Re: [PATCH v2 0/7] mm: pages for hugetlb's overcommit may be able to charge to memcg

From: Michal Hocko
Date: Tue May 22 2018 - 08:57:51 EST


On Fri 18-05-18 13:27:27, TSUKADA Koutaro wrote:
> Thanks to Mike Kravetz for comment on the previous version patch.

I am sorry that I didn't join the discussion for the previous version
but time just didn't allow that. So sorry if I am repeating something
already sorted out.

> The purpose of this patch-set is to make it possible to control whether or
> not to charge surplus hugetlb pages obtained by overcommitting to memory
> cgroup. In the future, I am trying to accomplish limiting the memory usage
> of applications that use both normal pages and hugetlb pages by the memory
> cgroup(not use the hugetlb cgroup).

There was a deliberate decision to keep hugetlb and "normal" memory
cgroup controllers separate. Mostly because hugetlb memory is an
artificial memory subsystem on its own and it doesn't fit into the rest
of memcg accounted memory very well. I believe we want to keep that
status quo.

> Applications that use shared libraries like libhugetlbfs.so use both normal
> pages and hugetlb pages, but we do not know how much to use each. Please
> suppose you want to manage the memory usage of such applications by cgroup
> How do you set the memory cgroup and hugetlb cgroup limit when you want to
> limit memory usage to 10GB?

Well such a usecase requires an explicit configuration already. Either
by using special wrappers or modifying the code. So I would argue that
you have quite a good knowlege of the setup. If you need a greater
flexibility then just do not use hugetlb at all and rely on THP.
[...]

> In this patch-set, introduce the charge_surplus_huge_pages(boolean) to
> struct hstate. If it is true, it charges to the memory cgroup to which the
> task that obtained surplus hugepages belongs. If it is false, do nothing as
> before, and the default value is false. The charge_surplus_huge_pages can
> be controlled procfs or sysfs interfaces.

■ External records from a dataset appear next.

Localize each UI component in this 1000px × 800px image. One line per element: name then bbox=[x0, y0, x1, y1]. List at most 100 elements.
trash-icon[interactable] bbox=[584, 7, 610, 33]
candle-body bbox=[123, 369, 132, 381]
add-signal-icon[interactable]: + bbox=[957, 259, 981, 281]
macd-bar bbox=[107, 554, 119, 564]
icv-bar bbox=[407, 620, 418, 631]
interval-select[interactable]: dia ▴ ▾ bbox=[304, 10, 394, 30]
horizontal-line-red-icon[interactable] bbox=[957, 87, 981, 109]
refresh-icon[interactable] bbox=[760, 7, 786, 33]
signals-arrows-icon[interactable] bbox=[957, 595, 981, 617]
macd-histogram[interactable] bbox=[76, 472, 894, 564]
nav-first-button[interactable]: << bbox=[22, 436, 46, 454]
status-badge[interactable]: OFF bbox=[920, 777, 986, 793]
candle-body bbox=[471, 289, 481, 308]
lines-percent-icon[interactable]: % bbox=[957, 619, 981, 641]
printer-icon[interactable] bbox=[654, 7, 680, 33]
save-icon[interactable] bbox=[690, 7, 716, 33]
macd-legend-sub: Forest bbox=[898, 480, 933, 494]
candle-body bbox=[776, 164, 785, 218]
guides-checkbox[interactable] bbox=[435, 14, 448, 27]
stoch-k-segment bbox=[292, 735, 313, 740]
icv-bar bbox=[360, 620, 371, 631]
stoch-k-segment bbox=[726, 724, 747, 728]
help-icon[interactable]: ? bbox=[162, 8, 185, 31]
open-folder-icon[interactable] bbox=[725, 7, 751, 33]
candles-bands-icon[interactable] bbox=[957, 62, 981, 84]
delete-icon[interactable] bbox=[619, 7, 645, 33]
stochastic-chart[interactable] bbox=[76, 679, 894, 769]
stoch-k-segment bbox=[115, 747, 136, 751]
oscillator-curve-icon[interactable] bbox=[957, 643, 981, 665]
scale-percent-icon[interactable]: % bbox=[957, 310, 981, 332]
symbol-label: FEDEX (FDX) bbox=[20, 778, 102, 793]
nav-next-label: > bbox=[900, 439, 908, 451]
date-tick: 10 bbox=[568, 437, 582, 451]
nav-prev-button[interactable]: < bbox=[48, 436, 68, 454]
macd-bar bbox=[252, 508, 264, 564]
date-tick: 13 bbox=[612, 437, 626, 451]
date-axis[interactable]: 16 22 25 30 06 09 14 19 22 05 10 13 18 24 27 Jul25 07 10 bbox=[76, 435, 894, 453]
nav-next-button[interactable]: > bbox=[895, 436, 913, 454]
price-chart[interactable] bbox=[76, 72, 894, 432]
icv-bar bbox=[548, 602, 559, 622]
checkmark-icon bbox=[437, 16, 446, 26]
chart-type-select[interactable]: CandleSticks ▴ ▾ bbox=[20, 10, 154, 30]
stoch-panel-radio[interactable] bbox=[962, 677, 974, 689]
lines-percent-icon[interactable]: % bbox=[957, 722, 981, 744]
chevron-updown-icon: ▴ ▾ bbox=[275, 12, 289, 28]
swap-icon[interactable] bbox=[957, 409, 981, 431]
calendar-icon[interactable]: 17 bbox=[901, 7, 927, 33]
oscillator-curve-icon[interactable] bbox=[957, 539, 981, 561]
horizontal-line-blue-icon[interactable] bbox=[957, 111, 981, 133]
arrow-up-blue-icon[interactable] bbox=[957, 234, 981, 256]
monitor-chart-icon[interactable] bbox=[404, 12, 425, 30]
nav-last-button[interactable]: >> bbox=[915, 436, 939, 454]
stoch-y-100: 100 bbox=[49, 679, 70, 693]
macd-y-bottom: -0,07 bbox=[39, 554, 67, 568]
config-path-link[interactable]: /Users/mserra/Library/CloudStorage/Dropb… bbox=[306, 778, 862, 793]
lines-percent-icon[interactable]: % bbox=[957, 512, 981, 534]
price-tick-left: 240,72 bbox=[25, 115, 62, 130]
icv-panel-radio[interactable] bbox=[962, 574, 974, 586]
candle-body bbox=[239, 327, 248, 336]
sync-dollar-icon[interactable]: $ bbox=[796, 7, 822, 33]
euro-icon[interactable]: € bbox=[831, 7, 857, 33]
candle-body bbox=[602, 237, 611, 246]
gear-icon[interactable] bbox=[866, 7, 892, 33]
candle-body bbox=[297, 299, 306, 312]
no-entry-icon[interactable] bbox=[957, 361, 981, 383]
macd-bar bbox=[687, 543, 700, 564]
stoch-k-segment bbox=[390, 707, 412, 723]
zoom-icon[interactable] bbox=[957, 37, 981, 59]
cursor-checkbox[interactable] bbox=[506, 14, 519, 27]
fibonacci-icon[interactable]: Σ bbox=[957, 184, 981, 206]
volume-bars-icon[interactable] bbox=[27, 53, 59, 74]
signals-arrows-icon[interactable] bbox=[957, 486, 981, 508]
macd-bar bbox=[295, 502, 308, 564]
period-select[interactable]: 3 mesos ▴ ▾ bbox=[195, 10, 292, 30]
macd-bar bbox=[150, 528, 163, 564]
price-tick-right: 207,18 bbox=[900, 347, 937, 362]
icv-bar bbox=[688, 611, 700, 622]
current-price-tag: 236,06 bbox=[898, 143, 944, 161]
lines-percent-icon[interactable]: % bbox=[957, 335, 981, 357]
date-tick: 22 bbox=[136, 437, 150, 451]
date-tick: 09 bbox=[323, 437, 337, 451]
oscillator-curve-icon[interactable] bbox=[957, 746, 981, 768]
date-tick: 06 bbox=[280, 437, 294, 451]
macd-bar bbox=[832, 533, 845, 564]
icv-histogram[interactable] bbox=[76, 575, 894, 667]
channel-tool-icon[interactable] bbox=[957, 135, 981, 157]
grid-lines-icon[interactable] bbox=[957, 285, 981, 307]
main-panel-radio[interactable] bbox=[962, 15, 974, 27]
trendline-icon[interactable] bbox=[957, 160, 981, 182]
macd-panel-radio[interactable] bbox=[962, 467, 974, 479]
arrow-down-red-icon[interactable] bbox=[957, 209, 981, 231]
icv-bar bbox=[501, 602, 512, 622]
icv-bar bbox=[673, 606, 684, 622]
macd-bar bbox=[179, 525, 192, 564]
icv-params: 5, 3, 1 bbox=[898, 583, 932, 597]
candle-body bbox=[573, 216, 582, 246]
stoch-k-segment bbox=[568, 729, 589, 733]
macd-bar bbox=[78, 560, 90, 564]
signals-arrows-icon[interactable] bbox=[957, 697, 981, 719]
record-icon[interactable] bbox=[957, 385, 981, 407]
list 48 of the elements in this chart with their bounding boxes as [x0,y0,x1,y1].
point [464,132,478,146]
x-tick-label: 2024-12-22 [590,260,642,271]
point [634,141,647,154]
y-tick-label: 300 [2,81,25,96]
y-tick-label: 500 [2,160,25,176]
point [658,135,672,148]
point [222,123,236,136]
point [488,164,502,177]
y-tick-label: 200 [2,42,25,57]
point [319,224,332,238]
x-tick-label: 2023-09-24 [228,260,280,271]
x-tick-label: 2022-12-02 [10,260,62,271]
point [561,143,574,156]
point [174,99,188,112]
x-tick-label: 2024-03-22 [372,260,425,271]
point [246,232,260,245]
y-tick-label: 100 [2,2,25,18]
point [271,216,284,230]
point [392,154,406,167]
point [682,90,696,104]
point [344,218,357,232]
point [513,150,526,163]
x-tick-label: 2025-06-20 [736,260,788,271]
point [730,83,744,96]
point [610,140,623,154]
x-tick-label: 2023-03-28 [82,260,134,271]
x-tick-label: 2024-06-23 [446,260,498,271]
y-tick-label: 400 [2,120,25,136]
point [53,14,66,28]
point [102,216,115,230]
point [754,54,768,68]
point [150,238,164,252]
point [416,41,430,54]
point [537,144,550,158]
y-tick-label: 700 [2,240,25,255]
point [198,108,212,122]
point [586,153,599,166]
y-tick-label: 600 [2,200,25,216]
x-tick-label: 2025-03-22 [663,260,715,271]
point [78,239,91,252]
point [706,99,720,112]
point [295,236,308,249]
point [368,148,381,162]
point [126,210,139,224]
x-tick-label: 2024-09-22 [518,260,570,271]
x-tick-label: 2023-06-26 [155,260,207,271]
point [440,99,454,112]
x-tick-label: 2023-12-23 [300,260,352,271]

I do not really think this is a good idea. We really do not want to make
the current hugetlb code more complex than it is already. The current
hugetlb cgroup controller is simple and works at least somehow. I would
not add more on top unless there is a _really_ strong usecase behind.
Please make sure to describe such a usecase in details before we even
start considering the code.

> Since THP is very effective in environments with kernel page size of 4KB,
> such as x86, there is no reason to positively use HugeTLBfs, so I think
> that there is no situation to enable charge_surplus_huge_pages. However, in
> some distributions such as arm64, the page size of the kernel is 64KB, and
> the size of THP is too huge as 512MB, making it difficult to use. HugeTLBfs
> may support multiple huge page sizes, and in such a special environment
> there is a desire to use HugeTLBfs.

Well, then I would argue that you shouldn't use 64kB pages for your
setup or allow THP for smaller sizes. Really hugetlb pages are by no
means a substitute here.
--
Michal Hocko
SUSE Labs